What are the origins of the chaos that rules the international system today? Who are the new and old players that will take their place on the global chessboard in the coming decades? In which crisis hotspots and contexts will the fight to conquer the leadership of the multipolar world of the XXI century unfold? To answer these questions Massimo D’Alema traces a clear analysis of the current geopolitical landscape. With the crisis of liberal democracy and of the market economy, which after 1989 seemed destined to dominate unopposed, we have entered a phase of Gramscian interregnum, where the old order has disappeared and the new one is struggling to come to life. A phase loaded with instability and characterised by the loss of the hegemony of the United States and of the West and the emergence of new global players. An enlightened global leadership, which will no longer be a single power nor a single cultural and political model, must emerge from an awareness of the plurality of the world. By examining in six incisive lessons Trump’s America, Putin’s Russia and Xi Jinping’s China, Europe’s uncertainties, Africa’s new role, the Mediterranean chessboard and the unresolved Middle East question, D’Alema reflects on the crisis of the neoliberal international order and the scenarios that mark our time. The coronavirus crisis has not only failed to contradict this analysis, quite the opposite, it has strengthened it.

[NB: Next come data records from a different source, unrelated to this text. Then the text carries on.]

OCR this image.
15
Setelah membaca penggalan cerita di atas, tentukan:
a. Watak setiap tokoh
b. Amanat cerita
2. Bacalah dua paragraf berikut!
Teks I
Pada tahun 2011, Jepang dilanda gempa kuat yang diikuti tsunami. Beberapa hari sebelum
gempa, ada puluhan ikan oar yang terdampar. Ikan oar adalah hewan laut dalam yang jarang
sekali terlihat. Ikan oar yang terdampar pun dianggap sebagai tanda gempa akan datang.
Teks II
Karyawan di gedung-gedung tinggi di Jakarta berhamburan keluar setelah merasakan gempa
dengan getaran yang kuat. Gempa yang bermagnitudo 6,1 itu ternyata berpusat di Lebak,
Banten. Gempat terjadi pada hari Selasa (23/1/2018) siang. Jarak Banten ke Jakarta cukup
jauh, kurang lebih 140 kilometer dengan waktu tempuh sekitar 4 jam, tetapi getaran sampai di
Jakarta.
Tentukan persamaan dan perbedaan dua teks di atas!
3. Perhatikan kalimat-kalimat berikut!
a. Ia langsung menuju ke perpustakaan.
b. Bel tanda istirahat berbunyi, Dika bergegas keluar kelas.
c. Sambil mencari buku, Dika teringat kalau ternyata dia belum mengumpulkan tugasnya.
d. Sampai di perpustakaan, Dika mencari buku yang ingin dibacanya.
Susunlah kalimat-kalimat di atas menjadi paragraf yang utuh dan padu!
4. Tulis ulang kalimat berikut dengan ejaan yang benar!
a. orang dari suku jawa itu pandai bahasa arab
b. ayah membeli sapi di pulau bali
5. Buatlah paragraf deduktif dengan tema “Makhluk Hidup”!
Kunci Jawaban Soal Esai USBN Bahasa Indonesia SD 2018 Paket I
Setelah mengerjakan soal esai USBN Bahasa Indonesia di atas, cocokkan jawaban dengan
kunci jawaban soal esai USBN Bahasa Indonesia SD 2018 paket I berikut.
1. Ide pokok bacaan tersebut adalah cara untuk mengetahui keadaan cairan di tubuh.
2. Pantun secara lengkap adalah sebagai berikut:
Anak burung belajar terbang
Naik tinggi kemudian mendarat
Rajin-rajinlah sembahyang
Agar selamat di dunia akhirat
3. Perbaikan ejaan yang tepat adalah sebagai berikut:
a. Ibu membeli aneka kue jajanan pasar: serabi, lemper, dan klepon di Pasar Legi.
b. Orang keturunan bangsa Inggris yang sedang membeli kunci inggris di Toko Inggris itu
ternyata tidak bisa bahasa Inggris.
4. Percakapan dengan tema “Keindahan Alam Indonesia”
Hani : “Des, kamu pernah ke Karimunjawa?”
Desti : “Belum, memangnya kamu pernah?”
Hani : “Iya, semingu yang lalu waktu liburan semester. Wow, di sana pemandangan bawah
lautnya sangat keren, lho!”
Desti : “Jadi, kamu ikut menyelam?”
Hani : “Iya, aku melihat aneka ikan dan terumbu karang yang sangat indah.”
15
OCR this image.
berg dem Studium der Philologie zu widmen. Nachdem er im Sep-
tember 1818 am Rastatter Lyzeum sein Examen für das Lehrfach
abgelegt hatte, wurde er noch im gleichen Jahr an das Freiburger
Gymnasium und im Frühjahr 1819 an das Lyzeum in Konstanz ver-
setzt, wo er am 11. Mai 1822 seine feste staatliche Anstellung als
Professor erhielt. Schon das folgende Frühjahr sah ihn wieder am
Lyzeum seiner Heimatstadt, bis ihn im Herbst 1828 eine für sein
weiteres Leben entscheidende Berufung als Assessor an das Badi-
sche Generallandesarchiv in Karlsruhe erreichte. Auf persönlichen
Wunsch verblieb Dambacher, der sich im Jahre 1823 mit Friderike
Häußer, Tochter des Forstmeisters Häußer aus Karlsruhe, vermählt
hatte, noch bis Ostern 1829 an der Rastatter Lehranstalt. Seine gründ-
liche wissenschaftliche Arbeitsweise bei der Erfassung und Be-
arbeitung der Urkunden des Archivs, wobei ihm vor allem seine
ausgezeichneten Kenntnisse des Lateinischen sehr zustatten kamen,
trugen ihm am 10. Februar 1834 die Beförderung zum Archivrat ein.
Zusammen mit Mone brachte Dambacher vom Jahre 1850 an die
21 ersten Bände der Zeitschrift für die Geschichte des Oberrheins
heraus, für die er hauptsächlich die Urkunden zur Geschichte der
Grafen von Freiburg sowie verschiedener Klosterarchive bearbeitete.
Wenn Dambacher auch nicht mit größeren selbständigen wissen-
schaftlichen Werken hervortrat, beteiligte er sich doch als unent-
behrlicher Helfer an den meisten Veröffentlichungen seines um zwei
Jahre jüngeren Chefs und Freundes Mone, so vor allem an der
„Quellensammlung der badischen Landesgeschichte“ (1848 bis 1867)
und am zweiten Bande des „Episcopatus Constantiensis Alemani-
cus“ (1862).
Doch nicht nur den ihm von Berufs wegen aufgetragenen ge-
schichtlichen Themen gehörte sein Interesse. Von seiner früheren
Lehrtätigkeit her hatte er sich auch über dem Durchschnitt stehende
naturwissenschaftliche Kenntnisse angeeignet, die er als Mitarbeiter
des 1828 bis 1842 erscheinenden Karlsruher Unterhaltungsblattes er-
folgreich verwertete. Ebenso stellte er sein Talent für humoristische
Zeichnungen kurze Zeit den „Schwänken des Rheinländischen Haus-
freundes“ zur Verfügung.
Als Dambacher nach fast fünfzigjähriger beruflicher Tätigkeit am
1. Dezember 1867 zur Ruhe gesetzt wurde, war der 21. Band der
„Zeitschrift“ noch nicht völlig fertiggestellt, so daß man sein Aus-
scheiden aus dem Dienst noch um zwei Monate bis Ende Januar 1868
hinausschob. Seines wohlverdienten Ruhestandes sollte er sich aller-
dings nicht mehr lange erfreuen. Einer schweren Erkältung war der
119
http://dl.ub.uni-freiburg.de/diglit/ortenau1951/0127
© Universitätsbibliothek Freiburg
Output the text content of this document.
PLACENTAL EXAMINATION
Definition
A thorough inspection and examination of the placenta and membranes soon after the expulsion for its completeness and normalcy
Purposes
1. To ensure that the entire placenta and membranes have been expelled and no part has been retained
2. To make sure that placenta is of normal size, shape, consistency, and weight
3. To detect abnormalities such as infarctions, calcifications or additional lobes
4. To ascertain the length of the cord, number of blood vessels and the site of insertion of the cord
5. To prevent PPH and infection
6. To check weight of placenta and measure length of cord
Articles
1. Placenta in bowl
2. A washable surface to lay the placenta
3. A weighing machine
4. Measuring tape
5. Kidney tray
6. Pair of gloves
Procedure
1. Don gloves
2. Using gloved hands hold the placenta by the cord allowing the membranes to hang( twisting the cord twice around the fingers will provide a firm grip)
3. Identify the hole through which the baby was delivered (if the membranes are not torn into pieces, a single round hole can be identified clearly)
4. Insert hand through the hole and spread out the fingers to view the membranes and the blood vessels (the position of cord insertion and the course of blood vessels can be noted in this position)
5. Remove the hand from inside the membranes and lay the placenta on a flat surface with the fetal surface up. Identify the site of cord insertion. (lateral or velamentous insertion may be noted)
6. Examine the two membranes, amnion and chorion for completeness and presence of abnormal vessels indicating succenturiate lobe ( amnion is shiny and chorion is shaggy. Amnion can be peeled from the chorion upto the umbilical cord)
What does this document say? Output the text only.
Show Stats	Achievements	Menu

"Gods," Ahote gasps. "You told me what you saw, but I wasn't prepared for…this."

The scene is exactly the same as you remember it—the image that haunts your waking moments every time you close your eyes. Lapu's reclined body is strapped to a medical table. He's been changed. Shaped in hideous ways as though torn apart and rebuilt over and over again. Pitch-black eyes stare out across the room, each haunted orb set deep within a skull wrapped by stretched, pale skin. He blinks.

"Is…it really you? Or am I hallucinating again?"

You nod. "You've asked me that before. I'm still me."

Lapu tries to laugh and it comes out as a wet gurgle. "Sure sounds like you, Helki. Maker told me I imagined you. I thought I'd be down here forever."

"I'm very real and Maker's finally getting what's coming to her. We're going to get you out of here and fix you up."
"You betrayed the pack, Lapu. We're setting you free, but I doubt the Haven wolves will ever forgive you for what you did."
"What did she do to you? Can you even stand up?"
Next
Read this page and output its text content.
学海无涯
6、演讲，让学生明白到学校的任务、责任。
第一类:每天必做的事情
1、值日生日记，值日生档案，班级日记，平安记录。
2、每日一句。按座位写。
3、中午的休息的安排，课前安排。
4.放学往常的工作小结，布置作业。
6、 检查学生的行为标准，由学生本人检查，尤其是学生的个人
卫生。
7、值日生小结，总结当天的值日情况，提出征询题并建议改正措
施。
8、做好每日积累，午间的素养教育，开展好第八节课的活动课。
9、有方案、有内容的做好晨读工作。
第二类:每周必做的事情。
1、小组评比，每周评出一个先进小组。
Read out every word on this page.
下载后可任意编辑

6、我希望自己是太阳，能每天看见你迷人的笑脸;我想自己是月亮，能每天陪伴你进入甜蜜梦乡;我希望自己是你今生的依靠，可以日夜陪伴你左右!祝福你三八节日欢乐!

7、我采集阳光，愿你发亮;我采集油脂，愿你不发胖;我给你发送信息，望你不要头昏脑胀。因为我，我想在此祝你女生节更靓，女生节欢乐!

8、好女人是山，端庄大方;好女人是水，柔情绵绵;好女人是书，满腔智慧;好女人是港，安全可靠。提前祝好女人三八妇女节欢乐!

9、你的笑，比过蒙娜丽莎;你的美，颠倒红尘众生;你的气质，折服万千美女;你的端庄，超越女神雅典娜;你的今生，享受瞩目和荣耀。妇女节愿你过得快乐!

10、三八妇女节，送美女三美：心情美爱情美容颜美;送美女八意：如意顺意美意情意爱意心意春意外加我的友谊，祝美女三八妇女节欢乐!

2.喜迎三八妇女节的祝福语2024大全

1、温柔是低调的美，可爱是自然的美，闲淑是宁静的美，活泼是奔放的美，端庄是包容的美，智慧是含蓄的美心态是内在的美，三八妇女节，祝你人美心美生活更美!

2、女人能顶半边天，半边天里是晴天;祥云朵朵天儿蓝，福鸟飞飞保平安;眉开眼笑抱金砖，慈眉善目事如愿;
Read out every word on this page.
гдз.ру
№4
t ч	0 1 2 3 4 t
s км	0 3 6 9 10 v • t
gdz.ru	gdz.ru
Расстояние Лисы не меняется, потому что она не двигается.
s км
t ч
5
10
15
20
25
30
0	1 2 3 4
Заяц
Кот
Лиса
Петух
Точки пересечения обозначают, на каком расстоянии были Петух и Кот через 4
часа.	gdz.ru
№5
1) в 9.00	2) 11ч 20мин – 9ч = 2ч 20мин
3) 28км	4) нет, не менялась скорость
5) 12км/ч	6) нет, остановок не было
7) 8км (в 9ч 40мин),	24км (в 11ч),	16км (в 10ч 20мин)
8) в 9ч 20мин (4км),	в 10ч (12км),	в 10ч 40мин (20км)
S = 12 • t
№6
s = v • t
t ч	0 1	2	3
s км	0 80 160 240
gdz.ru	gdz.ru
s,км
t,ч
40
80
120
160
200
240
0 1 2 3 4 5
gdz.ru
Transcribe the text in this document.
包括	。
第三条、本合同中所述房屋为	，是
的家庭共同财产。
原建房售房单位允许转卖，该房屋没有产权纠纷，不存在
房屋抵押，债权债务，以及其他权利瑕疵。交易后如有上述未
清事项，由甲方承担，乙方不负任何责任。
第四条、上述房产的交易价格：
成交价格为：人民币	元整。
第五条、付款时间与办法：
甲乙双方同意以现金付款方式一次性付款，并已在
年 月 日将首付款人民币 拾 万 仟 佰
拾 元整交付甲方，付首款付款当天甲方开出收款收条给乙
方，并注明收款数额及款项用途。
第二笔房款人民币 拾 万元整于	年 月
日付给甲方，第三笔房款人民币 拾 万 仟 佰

Massimo D’Alema was national secretary of the FGCI from 1975 to 1980.  He was amongst the young leaders of the “turning point” that in 1989 transformed the Italian Communist Party (PCI) into the Democratic Party of the Left (PDS), becoming its National Secretary in 1994. He was elected to the Chamber of Deputies in 1987. From 1998 to 2000 he was the Prime Minister of Italy. In 2006 he was elected a member of Parliament and appointed Deputy Prime Minister and Minister of Foreign Affairs.